Jhuro masih memperlihatkan ekspresi senyumnya yang santai. Ia mengeluarkan koin emas yang lain. “Bawa karung ini ke Hale dan bilang padanya aku gak main-main akan menantangnya di tempat ini. Ingat, ucapkan seolah-olah aku menyiksa mereka sebelum orang-orang ini mati!”

Pathfinder itu mengangguk dan menerima uang dari Jhuro. Ia lalu meminta izin untuk melihat karung tersebut, Jhuro benar-benar tak peduli. Saat dibukanya karung itu, ia melihat empat kepala manusia.

Ia melihat ke arah Jhuro dengan tatapan tak percaya. Jhuro hanya menjulurkan lidahnya usil, kemudian menghadap ke arah Knight dan Mage yang saling bertarung mati-matian.
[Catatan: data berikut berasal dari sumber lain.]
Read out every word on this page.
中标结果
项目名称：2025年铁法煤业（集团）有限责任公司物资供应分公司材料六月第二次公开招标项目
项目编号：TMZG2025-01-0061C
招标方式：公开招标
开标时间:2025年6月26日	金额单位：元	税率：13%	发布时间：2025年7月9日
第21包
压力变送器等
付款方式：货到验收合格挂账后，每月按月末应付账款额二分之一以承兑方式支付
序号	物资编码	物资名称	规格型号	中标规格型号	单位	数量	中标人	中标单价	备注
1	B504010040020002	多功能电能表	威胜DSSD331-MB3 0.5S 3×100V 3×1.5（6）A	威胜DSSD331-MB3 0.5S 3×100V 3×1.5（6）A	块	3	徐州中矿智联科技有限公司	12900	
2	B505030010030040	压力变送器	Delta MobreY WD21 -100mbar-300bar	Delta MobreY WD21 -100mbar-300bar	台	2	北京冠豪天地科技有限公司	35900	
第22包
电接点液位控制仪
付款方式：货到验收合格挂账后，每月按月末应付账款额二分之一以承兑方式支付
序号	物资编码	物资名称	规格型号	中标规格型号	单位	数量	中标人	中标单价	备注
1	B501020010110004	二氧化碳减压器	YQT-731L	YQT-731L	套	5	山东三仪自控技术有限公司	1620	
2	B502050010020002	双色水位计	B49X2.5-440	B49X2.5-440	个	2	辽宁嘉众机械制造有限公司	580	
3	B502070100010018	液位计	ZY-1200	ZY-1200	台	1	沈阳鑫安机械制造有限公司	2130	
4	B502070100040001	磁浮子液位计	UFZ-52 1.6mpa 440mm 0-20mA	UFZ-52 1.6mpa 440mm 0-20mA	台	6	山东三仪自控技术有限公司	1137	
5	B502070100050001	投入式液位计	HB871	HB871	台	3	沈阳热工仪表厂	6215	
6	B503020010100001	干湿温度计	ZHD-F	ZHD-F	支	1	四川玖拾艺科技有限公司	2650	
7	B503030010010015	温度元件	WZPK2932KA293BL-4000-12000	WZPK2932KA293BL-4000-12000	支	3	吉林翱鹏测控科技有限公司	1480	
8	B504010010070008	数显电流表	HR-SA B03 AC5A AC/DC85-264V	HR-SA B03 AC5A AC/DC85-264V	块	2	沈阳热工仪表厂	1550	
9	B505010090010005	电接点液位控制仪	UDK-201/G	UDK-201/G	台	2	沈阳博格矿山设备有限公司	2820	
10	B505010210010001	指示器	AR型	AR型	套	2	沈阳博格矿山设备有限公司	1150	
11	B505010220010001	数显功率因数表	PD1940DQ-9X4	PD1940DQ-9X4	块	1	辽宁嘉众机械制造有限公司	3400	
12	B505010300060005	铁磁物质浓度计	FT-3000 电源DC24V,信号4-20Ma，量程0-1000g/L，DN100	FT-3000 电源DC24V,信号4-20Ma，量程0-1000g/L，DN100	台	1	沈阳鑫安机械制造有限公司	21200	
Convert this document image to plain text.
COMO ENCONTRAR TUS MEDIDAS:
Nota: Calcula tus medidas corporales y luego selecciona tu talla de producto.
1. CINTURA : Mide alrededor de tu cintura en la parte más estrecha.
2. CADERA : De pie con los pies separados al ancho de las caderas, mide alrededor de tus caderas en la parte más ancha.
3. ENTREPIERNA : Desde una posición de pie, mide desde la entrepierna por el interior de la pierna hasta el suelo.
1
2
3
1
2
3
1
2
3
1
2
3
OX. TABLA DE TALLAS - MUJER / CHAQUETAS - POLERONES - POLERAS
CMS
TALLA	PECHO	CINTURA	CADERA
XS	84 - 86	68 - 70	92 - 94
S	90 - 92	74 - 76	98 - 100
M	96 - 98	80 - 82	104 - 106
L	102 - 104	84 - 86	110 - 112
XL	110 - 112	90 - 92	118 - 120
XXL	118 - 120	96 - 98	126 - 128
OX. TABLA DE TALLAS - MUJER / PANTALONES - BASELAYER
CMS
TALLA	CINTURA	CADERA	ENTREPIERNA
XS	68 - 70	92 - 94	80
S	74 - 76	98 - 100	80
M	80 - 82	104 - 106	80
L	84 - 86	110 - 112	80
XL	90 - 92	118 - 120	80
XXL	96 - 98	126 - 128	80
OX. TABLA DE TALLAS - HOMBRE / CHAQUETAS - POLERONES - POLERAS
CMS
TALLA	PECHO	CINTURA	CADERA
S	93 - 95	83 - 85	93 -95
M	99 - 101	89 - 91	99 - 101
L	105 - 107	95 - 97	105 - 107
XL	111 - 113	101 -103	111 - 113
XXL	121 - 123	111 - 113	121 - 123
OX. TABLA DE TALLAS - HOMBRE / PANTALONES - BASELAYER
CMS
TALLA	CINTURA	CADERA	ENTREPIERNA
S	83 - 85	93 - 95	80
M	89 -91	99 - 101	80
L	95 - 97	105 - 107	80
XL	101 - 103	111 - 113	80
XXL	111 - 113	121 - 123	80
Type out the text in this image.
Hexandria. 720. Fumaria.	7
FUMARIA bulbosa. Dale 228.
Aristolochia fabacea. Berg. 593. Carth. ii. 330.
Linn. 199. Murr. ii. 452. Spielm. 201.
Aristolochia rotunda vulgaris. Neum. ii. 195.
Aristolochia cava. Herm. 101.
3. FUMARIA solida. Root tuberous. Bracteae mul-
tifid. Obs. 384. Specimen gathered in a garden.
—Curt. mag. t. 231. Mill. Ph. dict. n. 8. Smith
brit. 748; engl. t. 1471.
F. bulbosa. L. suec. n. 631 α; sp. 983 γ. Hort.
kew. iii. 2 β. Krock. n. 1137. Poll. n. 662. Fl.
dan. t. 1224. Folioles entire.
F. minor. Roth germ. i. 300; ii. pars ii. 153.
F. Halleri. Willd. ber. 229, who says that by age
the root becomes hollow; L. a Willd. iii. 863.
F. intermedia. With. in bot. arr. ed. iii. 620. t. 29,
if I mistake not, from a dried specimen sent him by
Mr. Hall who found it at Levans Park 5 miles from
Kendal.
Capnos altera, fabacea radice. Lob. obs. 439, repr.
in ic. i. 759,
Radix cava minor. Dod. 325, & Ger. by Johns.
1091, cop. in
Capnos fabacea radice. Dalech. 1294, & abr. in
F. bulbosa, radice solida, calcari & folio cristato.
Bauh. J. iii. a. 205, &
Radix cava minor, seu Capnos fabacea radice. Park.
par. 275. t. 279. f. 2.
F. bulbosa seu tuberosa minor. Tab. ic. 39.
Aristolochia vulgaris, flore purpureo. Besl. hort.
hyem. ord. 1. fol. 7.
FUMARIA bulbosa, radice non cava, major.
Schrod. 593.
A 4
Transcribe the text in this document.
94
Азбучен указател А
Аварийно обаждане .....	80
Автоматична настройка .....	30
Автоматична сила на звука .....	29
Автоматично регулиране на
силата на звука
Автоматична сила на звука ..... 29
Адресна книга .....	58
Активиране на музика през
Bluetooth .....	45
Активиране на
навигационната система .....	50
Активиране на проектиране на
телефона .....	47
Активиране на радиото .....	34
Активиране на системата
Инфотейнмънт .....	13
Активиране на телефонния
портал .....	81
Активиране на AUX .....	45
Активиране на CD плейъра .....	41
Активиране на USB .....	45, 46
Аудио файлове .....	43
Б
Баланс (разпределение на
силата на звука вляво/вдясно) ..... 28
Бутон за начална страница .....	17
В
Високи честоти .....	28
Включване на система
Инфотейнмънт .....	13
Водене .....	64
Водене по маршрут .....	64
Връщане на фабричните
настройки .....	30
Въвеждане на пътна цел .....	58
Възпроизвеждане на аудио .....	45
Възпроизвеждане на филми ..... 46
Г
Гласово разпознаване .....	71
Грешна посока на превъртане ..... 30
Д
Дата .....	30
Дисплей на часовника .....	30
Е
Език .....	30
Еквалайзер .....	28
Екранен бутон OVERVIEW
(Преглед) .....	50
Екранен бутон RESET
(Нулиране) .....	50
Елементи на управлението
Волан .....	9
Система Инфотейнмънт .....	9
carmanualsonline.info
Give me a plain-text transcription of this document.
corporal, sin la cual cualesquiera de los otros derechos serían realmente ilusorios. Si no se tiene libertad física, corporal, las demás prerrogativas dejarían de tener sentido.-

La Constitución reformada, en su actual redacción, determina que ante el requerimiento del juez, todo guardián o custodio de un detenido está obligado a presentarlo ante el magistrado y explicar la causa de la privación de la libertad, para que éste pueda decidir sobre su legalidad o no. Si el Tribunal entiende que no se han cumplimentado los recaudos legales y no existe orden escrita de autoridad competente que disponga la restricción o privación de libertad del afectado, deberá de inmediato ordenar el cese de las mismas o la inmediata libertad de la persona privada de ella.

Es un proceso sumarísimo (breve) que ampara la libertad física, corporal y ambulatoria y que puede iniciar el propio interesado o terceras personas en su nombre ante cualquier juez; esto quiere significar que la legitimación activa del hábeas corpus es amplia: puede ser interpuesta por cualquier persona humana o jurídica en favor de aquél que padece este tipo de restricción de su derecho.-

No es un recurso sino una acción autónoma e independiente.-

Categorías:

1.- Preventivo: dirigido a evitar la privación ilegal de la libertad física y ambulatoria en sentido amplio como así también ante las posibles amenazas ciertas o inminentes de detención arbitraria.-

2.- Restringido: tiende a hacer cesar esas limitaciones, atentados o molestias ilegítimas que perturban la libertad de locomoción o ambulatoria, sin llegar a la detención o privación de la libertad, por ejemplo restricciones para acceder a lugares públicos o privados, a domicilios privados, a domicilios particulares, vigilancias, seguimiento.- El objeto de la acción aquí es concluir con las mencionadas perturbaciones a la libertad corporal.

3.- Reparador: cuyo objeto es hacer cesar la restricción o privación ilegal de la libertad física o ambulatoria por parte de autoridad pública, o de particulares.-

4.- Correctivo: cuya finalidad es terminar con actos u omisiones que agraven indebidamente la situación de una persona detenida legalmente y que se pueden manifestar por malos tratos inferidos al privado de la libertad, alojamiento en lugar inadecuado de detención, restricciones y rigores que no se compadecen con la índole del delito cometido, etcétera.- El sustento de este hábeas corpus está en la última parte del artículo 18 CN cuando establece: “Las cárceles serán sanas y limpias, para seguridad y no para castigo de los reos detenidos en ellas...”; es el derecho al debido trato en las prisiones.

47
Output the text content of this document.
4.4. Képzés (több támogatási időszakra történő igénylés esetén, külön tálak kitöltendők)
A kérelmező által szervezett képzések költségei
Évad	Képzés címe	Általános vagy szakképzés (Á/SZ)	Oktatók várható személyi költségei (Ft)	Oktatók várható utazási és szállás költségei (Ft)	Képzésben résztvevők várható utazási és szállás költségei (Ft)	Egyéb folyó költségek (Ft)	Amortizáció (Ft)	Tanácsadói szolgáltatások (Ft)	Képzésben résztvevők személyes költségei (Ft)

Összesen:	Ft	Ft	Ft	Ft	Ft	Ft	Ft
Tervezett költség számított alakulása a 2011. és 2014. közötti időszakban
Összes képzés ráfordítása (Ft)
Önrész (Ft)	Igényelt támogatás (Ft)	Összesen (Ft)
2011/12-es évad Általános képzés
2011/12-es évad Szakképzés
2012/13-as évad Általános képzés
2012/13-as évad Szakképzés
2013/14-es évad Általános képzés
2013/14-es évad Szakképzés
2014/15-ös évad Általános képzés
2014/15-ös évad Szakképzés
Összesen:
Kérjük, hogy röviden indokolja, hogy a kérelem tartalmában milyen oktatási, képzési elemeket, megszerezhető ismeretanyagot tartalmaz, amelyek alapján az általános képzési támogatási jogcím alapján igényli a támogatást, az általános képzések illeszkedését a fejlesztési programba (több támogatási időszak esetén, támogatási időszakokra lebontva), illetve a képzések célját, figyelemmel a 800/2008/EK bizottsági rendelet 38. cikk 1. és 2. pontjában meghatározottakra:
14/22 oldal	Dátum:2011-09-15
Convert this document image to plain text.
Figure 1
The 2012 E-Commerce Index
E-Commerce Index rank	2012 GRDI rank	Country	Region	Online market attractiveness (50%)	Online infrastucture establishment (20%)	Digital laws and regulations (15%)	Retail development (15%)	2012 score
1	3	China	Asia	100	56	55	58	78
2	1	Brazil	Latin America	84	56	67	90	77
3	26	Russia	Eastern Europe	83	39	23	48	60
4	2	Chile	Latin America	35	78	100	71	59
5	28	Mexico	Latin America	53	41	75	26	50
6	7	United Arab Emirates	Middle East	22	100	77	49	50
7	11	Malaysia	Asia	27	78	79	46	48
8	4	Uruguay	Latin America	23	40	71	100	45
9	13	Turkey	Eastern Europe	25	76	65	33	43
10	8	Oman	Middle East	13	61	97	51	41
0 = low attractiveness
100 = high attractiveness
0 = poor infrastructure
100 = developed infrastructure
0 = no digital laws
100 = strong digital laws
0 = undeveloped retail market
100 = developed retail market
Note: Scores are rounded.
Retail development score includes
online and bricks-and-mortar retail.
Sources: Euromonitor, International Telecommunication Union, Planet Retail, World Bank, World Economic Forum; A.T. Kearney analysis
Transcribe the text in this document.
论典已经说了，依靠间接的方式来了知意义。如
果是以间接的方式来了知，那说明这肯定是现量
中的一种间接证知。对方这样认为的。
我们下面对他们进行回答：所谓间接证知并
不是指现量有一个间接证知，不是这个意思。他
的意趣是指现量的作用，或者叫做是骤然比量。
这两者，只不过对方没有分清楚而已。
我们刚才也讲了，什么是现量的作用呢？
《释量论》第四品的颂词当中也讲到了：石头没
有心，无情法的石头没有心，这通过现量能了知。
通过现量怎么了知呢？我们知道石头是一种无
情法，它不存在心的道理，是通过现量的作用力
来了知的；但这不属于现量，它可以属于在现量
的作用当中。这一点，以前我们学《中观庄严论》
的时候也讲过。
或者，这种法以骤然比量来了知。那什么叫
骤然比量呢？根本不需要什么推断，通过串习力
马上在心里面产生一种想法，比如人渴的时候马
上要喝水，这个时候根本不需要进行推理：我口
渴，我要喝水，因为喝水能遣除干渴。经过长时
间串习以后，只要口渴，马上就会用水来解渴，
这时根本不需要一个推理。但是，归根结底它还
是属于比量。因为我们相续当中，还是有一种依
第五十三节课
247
“Lihat itu. Sekitar dua jam lagi, mereka akan berhenti. Kalau gak mati, mereka bakal pingsan. Kalau ada dua kepala lebih, bakal jadi hadiah besar buat Blackwood. Hahaha!”

Berkata demikian, Jhuro melempar kantung uang itu kepada si Pathfinder, lalu berbalik pergi dengan suasana hati gembira.

Sedang si Pathfinder hanya bisa tertawa pahit. Jika saja ada orang lain yang melihatnya menerima uang dari Jhuro, sudah bisa dipastikan hidupnya hanya bisa bertahan kurang lebih dua hari.

Ia melihat punggung Jhuro yang melangkah menjauh. Dalam benak ia mengingat cerita kaptennya tentang Jhuro Yashura.

Kata orang, Jhuro Yashura saat muda adalah seorang yang serius dan jarang membaur. Tetapi jika seseorang menghabiskan waktu beberapa hari satu regu dengannya akan mengerti jika Jhuro adalah pribadi yang santai dan agak pemalas. Semua orang juga bilang kalau Jhuro memiliki tempramen buruk dan pemarah.

Tapi kaptennya pernah bilang, saat-saat Jhuro menjadi paling mengerikan adalah ketika pria itu tiba-tiba jadi periang. Jika ia sudah bersemangat, ia tidak akan peduli dari mana kamu berasal, siapa orang yang akan melindungimu, dan apa pun konsekuensi setelahnya... ia akan memastikan semua orang yang menyinggungnya mati asalkan hatinya puas!

Mengingat itu, si Pathfinder gemetaran. Saat ini ia lebih takut Jhuro Yashura ketimbang Blackwood. Jadi ia menunggu si Knight dan Mage itu selesai bertarung, kemudian memenggal kepala mereka untuk dikirimkan ke Hale Blackwood.